Challenges, algoritmos, nuevas líneas guía sobre su uso y las dudas de los padres. Nos adentramos en un mundo fascinante pero complicado con Luca Botturi, experto en educación digital
Maria Acqua Simi

Luca Botturi nació en 1977, es profesor y presidente de la Fundación San Benito. Casado y padre de seis hijos, es experto en tecnologías digitales aplicadas a la educación. Acaba de publicar en Italia dos novelas que abordan estos temas y pronto llegará la tercera. Hablamos con él sobre el mundo de las redes sociales, que plantean un enorme desafío no solo a los jóvenes sino también a los adultos.

Algunos sucesos recientes –como el niño de cinco años que murió atropellado por un grupo de jóvenes que estaban grabando un video en un Lamborghini para un challenge en YouTube– nos muestran las dimensiones de un fenómeno que tal vez se nos está escapando de las manos. ¿Puedes ayudarnos a entender de qué hablamos cuando decimos “redes sociales”?
Las redes sociales nacieron como una idea cargada de ímpetu ideal: permitir a cualquiera hacer oír su voz en internet. Bajo esa etiqueta hoy encontramos plataformas y servicios diversos, como el envío de mensajes, streaming o redes más “clásicas” como Facebook o Instagram. Son una herramienta formidable de comunicación, pero también un inmenso escenario gratuito que, con el tiempo, ha ido generando nuevos formatos como el challenge. No solo puedes mostrarte, sino que si quieres ser visto debes seguir las reglas que te dicen que debes hacerlo continuamente. Esto puede llevarte, sobre todo si no tienes una identidad fuerte o con contenidos válidos, a imitar cosas que ya “funcionan” y no desarrollar tu creatividad. El impacto es fuerte sobre todo en adolescentes, que están en una etapa de desarrollo de su propia identidad y que a menudo tienden a buscar seguridades adaptándose a una serie de estereotipos. Pero sin saber gestionar las consecuencias.

Desde el punto de vista educativo es un problema.
La emergencia educativa nace de que nunca antes habíamos tenido u na situación donde fuera tan fácil mostrarse y exponerse. Sin contar la cantidad de tiempo que quitan las redes sociales y el espacio mental que ocupan. Son un enorme canal de contenidos que llega constantemente a la gente, la martillea y la plasma. Es claramente una oportunidad para quien aprende a elegir lo que quiere mirar, pero también es un lugar en el que se pueden desarrollar relaciones insanas, desde el acoso a los engaños o la polarización exasperante de los debates. Esto plantea problemas a los educadores, tanto padres como profesores.

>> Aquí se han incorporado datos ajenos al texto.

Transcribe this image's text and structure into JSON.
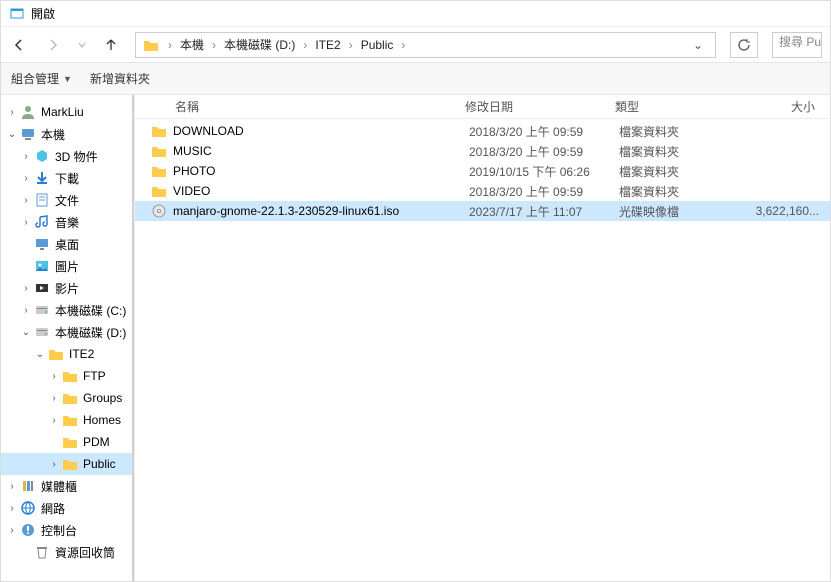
{
  "window_title": "開啟",
  "nav": {
    "back": "←",
    "forward": "→",
    "up": "↑"
  },
  "path": [
    "本機",
    "本機磁碟 (D:)",
    "ITE2",
    "Public"
  ],
  "search_placeholder": "搜尋 Public",
  "toolbar": {
    "organize": "組合管理",
    "new_folder": "新增資料夾"
  },
  "columns": {
    "name": "名稱",
    "date": "修改日期",
    "type": "類型",
    "size": "大小"
  },
  "tree": [
    {
      "icon": "user",
      "label": "MarkLiu",
      "depth": 0,
      "twist": "right"
    },
    {
      "icon": "pc",
      "label": "本機",
      "depth": 0,
      "twist": "down"
    },
    {
      "icon": "3d",
      "label": "3D 物件",
      "depth": 1,
      "twist": "right"
    },
    {
      "icon": "dl",
      "label": "下載",
      "depth": 1,
      "twist": "right"
    },
    {
      "icon": "doc",
      "label": "文件",
      "depth": 1,
      "twist": "right"
    },
    {
      "icon": "music",
      "label": "音樂",
      "depth": 1,
      "twist": "right"
    },
    {
      "icon": "desk",
      "label": "桌面",
      "depth": 1,
      "twist": "none"
    },
    {
      "icon": "pic",
      "label": "圖片",
      "depth": 1,
      "twist": "none"
    },
    {
      "icon": "vid",
      "label": "影片",
      "depth": 1,
      "twist": "right"
    },
    {
      "icon": "disk",
      "label": "本機磁碟 (C:)",
      "depth": 1,
      "twist": "right"
    },
    {
      "icon": "disk",
      "label": "本機磁碟 (D:)",
      "depth": 1,
      "twist": "down"
    },
    {
      "icon": "folder",
      "label": "ITE2",
      "depth": 2,
      "twist": "down"
    },
    {
      "icon": "folder",
      "label": "FTP",
      "depth": 3,
      "twist": "right"
    },
    {
      "icon": "folder",
      "label": "Groups",
      "depth": 3,
      "twist": "right"
    },
    {
      "icon": "folder",
      "label": "Homes",
      "depth": 3,
      "twist": "right"
    },
    {
      "icon": "folder",
      "label": "PDM",
      "depth": 3,
      "twist": "none"
    },
    {
      "icon": "folder",
      "label": "Public",
      "depth": 3,
      "twist": "right",
      "selected": true
    },
    {
      "icon": "lib",
      "label": "媒體櫃",
      "depth": 0,
      "twist": "right"
    },
    {
      "icon": "net",
      "label": "網路",
      "depth": 0,
      "twist": "right"
    },
    {
      "icon": "ctrl",
      "label": "控制台",
      "depth": 0,
      "twist": "right"
    },
    {
      "icon": "bin",
      "label": "資源回收筒",
      "depth": 1,
      "twist": "none"
    }
  ],
  "files": [
    {
      "icon": "folder",
      "name": "DOWNLOAD",
      "date": "2018/3/20 上午 09:59",
      "type": "檔案資料夾",
      "size": ""
    },
    {
      "icon": "folder",
      "name": "MUSIC",
      "date": "2018/3/20 上午 09:59",
      "type": "檔案資料夾",
      "size": ""
    },
    {
      "icon": "folder",
      "name": "PHOTO",
      "date": "2019/10/15 下午 06:26",
      "type": "檔案資料夾",
      "size": ""
    },
    {
      "icon": "folder",
      "name": "VIDEO",
      "date": "2018/3/20 上午 09:59",
      "type": "檔案資料夾",
      "size": ""
    },
    {
      "icon": "iso",
      "name": "manjaro-gnome-22.1.3-230529-linux61.iso",
      "date": "2023/7/17 上午 11:07",
      "type": "光碟映像檔",
      "size": "3,622,160...",
      "selected": true
    }
  ]
}
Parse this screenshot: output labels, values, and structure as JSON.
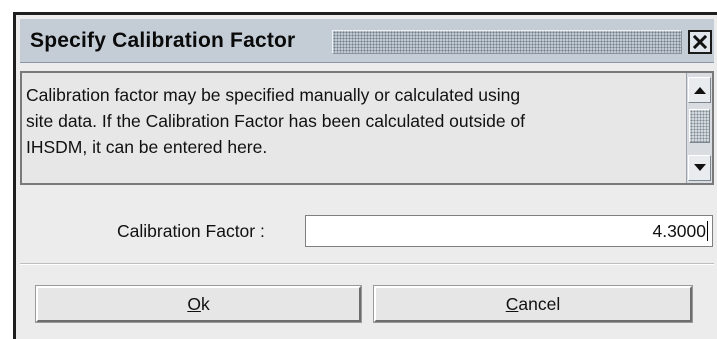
{
  "dialog": {
    "title": "Specify Calibration Factor",
    "close_icon": "close-icon"
  },
  "message": {
    "lines": [
      "Calibration factor may be specified manually or calculated using",
      "site data. If the Calibration Factor has been calculated outside of",
      "IHSDM, it can be entered here."
    ],
    "scroll_up_icon": "arrow-up-icon",
    "scroll_down_icon": "arrow-down-icon"
  },
  "field": {
    "label": "Calibration Factor :",
    "value": "4.3000"
  },
  "buttons": {
    "ok": {
      "mnemonic": "O",
      "rest": "k"
    },
    "cancel": {
      "mnemonic": "C",
      "rest": "ancel"
    }
  },
  "colors": {
    "title_bar": "#c4cdd6",
    "dialog_bg": "#ececec",
    "input_bg": "#ffffff"
  }
}
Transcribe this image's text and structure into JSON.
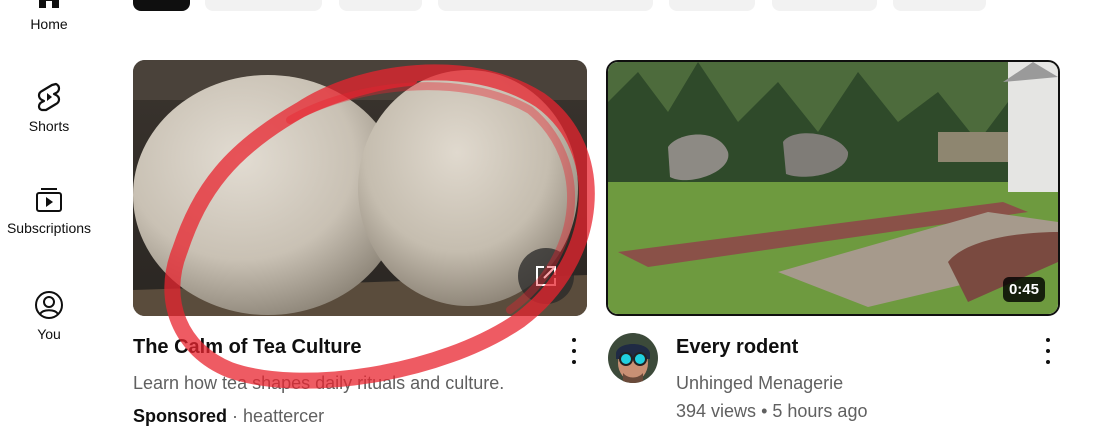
{
  "sidebar": {
    "items": [
      {
        "label": "Home",
        "icon": "home-icon"
      },
      {
        "label": "Shorts",
        "icon": "shorts-icon"
      },
      {
        "label": "Subscriptions",
        "icon": "subscriptions-icon"
      },
      {
        "label": "You",
        "icon": "account-icon"
      }
    ]
  },
  "feed": {
    "ad": {
      "title": "The Calm of Tea Culture",
      "description": "Learn how tea shapes daily rituals and culture.",
      "sponsored_label": "Sponsored",
      "separator": "·",
      "advertiser": "heattercer",
      "external_icon": "external-link-icon"
    },
    "video": {
      "title": "Every rodent",
      "channel": "Unhinged Menagerie",
      "views": "394 views",
      "separator": "•",
      "age": "5 hours ago",
      "duration": "0:45"
    }
  },
  "colors": {
    "annotation_red": "#e8242f",
    "text_primary": "#0f0f0f",
    "text_secondary": "#606060",
    "chip_bg": "#f2f2f2"
  }
}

Las redes sociales también han cambiado el mundo de la información.
Sí. Hoy desde el móvil podemos buscarlo todo: datos de bolsa, canciones, noticias. La información siempre encuentra la forma de encontrarnos, incluso cuando estamos haciendo otra cosa, con notificaciones y alertas. El efecto que vemos en los más jóvenes es que demasiada información, paradójicamente, genera escepticismo, desconfianza y desinterés. Pero es decisivo entender cómo y dónde informarse porque está en juego nuestra democracia (¿cómo vamos a ir a las urnas si la información que tenemos es escasa, incompleta o falsa?) y también la solidaridad social (¿puede haber cohesión si cada uno recibe información distinta o de signo contrario que el de al lado?).

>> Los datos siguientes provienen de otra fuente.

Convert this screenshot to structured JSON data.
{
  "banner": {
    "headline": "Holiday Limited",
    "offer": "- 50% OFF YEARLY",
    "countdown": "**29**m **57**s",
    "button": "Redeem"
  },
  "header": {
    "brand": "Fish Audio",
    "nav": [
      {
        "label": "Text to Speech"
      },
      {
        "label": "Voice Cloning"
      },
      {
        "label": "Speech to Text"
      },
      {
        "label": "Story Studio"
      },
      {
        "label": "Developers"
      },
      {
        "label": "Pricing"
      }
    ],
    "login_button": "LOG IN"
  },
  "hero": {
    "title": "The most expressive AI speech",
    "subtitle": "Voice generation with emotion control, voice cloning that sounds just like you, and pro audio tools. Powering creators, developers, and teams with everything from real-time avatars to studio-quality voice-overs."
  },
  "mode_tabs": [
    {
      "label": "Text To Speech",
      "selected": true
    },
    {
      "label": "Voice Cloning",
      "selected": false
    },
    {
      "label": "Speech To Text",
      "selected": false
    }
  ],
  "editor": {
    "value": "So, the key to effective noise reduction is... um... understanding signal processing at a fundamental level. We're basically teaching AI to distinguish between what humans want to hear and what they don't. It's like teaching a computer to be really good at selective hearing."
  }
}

¿Por qué se ha concebido así el sistema?
La cuestión no es solo “aprender a usar las herramientas”, como se suele decir, porque las redes sociales no son neutras. Las redes sociales más grandes y populares nacieron con fines comerciales y un usuario que salta de un contenido a otro se considera el cliente óptimo. No en vano los colosos de internet obtienen sus beneficios mostrándonos publicidad personalizada después de analizar nuestros perfiles. A más clics, más datos y más publicidad consultada (que puede llegar a suponer el 90% de los ingresos). Solo que el uso intensivo de nuestras preferencias limita mucho la ocasión de encontrarse con “otros” contenidos distintos de nosotros mismos. Es como si viviéramos encerrados en una burbuja que nos hace pensar que vivimos en un mundo donde siempre tenemos razón y todos piensan como nosotros.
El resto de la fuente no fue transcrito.